Mais, direz-vous, nous n'avons jamais entendu faire de notre principe la règle des relations individuelles. Nous comprenons bien que ce serait briser le lien social, et forcer les hommes à vivre, comme les colimaçons, chacun dans sa carapace. Nous nous bornons à prétendre qu'il domine de fait les relations qui se sont établies entre les agglomérations de la famille humaine.

Eh bien, cette assertion est encore erronée. La famille, la commune, le canton, le département, la province, sont autant d'agglomérations qui toutes, sans aucune exception, rejettent pratiquement votre principe et n'y ont même jamais songé. Toutes se procurent par voie d'échange ce qu'il leur en coûterait plus de se procurer par voie de production. Autant en feraient les peuples, si vous ne l'empêchiez par la force.

C'est donc nous qui sommes les hommes de pratique et d'expérience; car, pour combattre l'interdit que vous avez mis exceptionnellement sur quelques échanges internationaux, nous nous fondons sur la pratique et l'expérience de tous les individus et de toutes les agglomérations d'individus dont les actes sont volontaires, et peuvent par conséquent être invoqués en témoignage. Mais vous, vous commencez par contraindre, par empêcher, et puis vous vous emparez d'actes forcés ou prohibés pour vous écrier: «Voyez, la pratique nous justifie!»

Vous vous élevez contre notre théorie, et même contre la théorie en général. Mais, quand vous posez un principe antagonique au nôtre, vous êtes-vous imaginé, par hasard, que vous ne faisiez pas de la théorie? Non, non, rayez cela de vos papiers. Vous faites de la théorie comme nous, mais il y a entre la vôtre et la nôtre cette différence:

Notre théorie ne consiste qu'à observer les faits universels, les sentiments universels, les calculs, les procédés universels, et tout au plus à les classer, à les coordonner pour les mieux comprendre.

Elle est si peu opposée à la pratique qu'elle n'est autre chose que la pratique expliquée. Nous regardons agir les hommes mus par l'instinct de la conservation et du progrès, et ce qu'ils font librement, volontairement, c'est cela même que nous appelons économie politique ou économie de la société. Nous allons sans cesse répétant: Chaque homme est pratiquement un excellent économiste, produisant ou échangeant selon qu'il y a plus d'avantage à échanger ou à produire. Chacun, par l'expérience, s'élève à la science, ou plutôt la science n'est que cette même expérience scrupuleusement observée et méthodiquement exposée.

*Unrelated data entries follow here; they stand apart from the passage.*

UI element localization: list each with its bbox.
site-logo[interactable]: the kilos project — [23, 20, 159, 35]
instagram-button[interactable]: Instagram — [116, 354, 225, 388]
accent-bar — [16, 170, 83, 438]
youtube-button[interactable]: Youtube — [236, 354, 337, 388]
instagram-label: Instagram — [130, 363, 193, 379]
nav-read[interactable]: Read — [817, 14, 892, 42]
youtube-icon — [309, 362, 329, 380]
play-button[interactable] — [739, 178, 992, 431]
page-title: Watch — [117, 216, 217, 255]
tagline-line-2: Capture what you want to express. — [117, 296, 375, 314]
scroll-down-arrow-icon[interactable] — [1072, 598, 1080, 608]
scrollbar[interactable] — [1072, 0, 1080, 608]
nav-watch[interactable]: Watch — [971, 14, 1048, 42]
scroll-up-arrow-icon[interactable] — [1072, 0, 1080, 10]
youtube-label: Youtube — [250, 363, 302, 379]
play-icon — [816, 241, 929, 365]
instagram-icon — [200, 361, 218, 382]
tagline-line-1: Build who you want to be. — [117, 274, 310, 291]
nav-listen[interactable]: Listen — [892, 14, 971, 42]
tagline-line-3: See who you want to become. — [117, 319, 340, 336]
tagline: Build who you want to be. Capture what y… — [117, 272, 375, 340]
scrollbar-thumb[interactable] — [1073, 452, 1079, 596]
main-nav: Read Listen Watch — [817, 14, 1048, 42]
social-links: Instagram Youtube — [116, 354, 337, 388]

Mais vous, vous faites de la théorie dans le sens défavorable du mot. Vous imaginez, vous inventez des procédés qui ne sont sanctionnés par la pratique d'aucun homme vivant sous la voûte des cieux, et puis vous appelez à votre aide la contrainte et la prohibition. Il faut bien que vous ayez recours à la force, puisque, voulant que les hommes produisent ce qu'il leur est plus avantageux d'acheter, vous voulez qu'ils renoncent à un avantage, vous exigez d'eux qu'ils se conduisent d'après une doctrine qui implique contradiction, même dans ses termes.

Aussi, cette doctrine qui, vous en convenez, serait absurde dans les relations individuelles, je vous défie de l'étendre, même en spéculation, aux transactions entre familles, communes, départements ou provinces. De votre propre aveu, elle n'est applicable qu'aux relations internationales.

Et c'est pourquoi vous êtes réduits à répéter chaque jour:

«Les principes n'ont rien d'absolu. Ce qui est bien dans l'individu, la famille, la commune, la province, est mal dans la nation. Ce qui est bon en détail,—savoir: acheter plutôt que produire, quand l'achat est plus avantageux que la production,—cela même est mauvais en masse; l'économie politique des individus n'est pas celle des peuples,» et autres balivernes ejusdem farinæ.